Khmer American Daran Kravanh, leader of the Khmer Anti-Poverty Party (KAPP), wears a garland of flowers at his party’s first congress, March 29 at the Sunway Hotel in Phnom Penh.
Preparations for the July 27 national election are in full swing, with parties big and small gearing up to hit the campaign trail for a month starting June 26.
In all, 57 parties have announced they will run for a place in government, with 45 parties already registered with the Minister of Interior, Tep Nitha, secretary general of the National Election Committee (NEC) told the Post on April 10.
Among the hopefuls is the Khmer Anti-Poverty Party (KAPP), lead by American-Khmer Daran Kravanh, who will run against the likes of Hun Sen and Sam Rainsy for the post of prime minister.
“Our party will bring the governance system from the USA to [Cambodia],” Kravanh, the founder and president of the KAAP, said at the party’s first congress on March 29.

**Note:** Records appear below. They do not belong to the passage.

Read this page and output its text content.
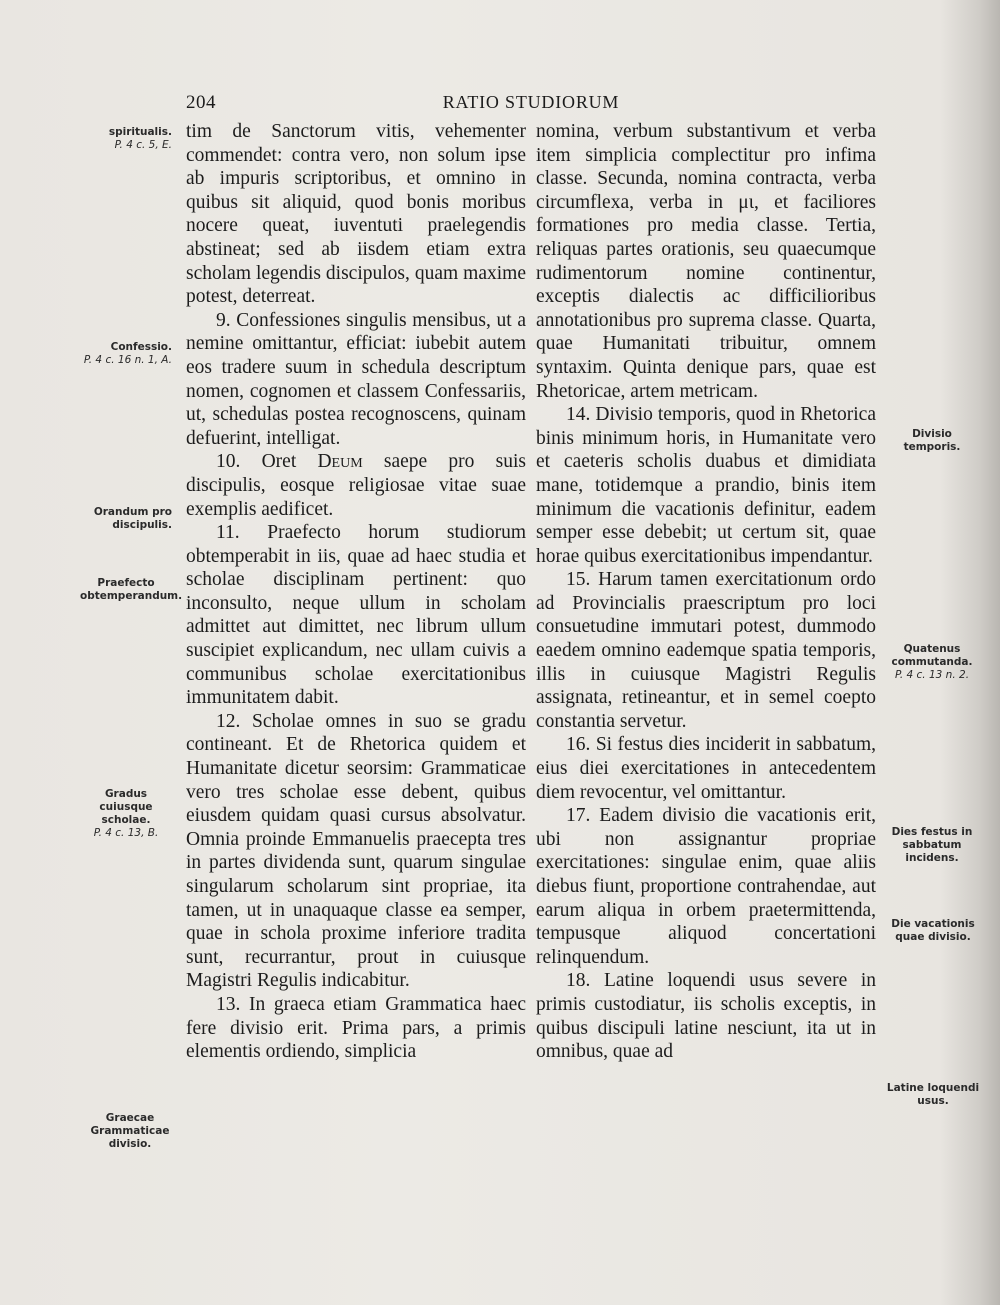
204	RATIO STUDIORUM
spiritualis.
P. 4 c. 5, E.
Confessio.
P. 4 c. 16 n. 1, A.
Orandum pro discipulis.
Praefecto obtemperandum.
Gradus cuiusque scholae.
P. 4 c. 13, B.
Graecae Grammaticae divisio.

tim de Sanctorum vitis, vehementer commendet: contra vero, non solum ipse ab impuris scriptoribus, et omnino in quibus sit aliquid, quod bonis moribus nocere queat, iuventuti praelegendis abstineat; sed ab iisdem etiam extra scholam legendis discipulos, quam maxime potest, deterreat.

9. Confessiones singulis mensibus, ut a nemine omittantur, efficiat: iubebit autem eos tradere suum in schedula descriptum nomen, cognomen et classem Confessariis, ut, schedulas postea recognoscens, quinam defuerint, intelligat.

10. Oret Deum saepe pro suis discipulis, eosque religiosae vitae suae exemplis aedificet.

11. Praefecto horum studiorum obtemperabit in iis, quae ad haec studia et scholae disciplinam pertinent: quo inconsulto, neque ullum in scholam admittet aut dimittet, nec librum ullum suscipiet explicandum, nec ullam cuivis a communibus scholae exercitationibus immunitatem dabit.

12. Scholae omnes in suo se gradu contineant. Et de Rhetorica quidem et Humanitate dicetur seorsim: Grammaticae vero tres scholae esse debent, quibus eiusdem quidam quasi cursus absolvatur. Omnia proinde Emmanuelis praecepta tres in partes dividenda sunt, quarum singulae singularum scholarum sint propriae, ita tamen, ut in unaquaque classe ea semper, quae in schola proxime inferiore tradita sunt, recurrantur, prout in cuiusque Magistri Regulis indicabitur.

13. In graeca etiam Grammatica haec fere divisio erit. Prima pars, a primis elementis ordiendo, simplicia

nomina, verbum substantivum et verba item simplicia complectitur pro infima classe. Secunda, nomina contracta, verba circumflexa, verba in μι, et faciliores formationes pro media classe. Tertia, reliquas partes orationis, seu quaecumque rudimentorum nomine continentur, exceptis dialectis ac difficilioribus annotationibus pro suprema classe. Quarta, quae Humanitati tribuitur, omnem syntaxim. Quinta denique pars, quae est Rhetoricae, artem metricam.

14. Divisio temporis, quod in Rhetorica binis minimum horis, in Humanitate vero et caeteris scholis duabus et dimidiata mane, totidemque a prandio, binis item minimum die vacationis definitur, eadem semper esse debebit; ut certum sit, quae horae quibus exercitationibus impendantur.

15. Harum tamen exercitationum ordo ad Provincialis praescriptum pro loci consuetudine immutari potest, dummodo eaedem omnino eademque spatia temporis, illis in cuiusque Magistri Regulis assignata, retineantur, et in semel coepto constantia servetur.

16. Si festus dies inciderit in sabbatum, eius diei exercitationes in antecedentem diem revocentur, vel omittantur.

17. Eadem divisio die vacationis erit, ubi non assignantur propriae exercitationes: singulae enim, quae aliis diebus fiunt, proportione contrahendae, aut earum aliqua in orbem praetermittenda, tempusque aliquod concertationi relinquendum.

18. Latine loquendi usus severe in primis custodiatur, iis scholis exceptis, in quibus discipuli latine nesciunt, ita ut in omnibus, quae ad

Divisio temporis.
Quatenus commutanda.
P. 4 c. 13 n. 2.
Dies festus in sabbatum incidens.
Die vacationis quae divisio.
Latine loquendi usus.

As the party’s name suggests, the KAAP’s platform focuses on reducing poverty, arguing that rising inequality is a threat to social stability.
Daran is critical of the ruling Cambodian People’s Party (CPP), and particularly so Prime Minister Hun Sen’s personal power.
He claims the CPP have only remained in power so long because they have money, and says he will provide “real results” through programs such as his pension scheme, which, he says, will ensure no elderly Cambodian will ever go hungry again.
Hun Sen on April 9 lashed out at the fledgling party while attending the inauguration of a school in Pearaing district, Prey Veng province. He mocked political parties that faded away immediately after elections and ridiculed KAPP’s proposal to introduce pensions in Cambodia.
“It is not possible,” he said. “If you do not work, you will not just get given American money.”
Kravanh claims to have more than 300 American advisers and governors who support his party, although he has not elaborated on the nature of this support.
Kravanh has also lashed out at the NEC, alleging the body is not capable of ensuring free and fair elections.
Tep Nitha said he declined to respond directly to the criticism, saying he didn’t even know who Kravanh was.
“The NEC just gets on with its work. It is up to an individual if they want to criticize us,” he said.
Despite his criticism of the CPP and key Cambodian institutions, Kravanh maintains that he would be happy to join a coalition with Hun Sen after the July elections.
“Hun Sen is a leader and he has spent a long time trying to help us,” he said.
The KAPP has already managed to attract some support in the run-up to the election. Party member Chuon Vanna, 25, from Kampong Speu province, said she joined the movement because she was impressed by Kravanh.
“When I’ve been with him on missions to the provinces I have seen him cry he is so moved by the poor people,” she said.
Seng Yet, a disgruntled former Funcinpec and Sam Rainsy Party member, said he recently joined the KAPP because he liked their policies.
They will help more Cambodians to become rich, he said.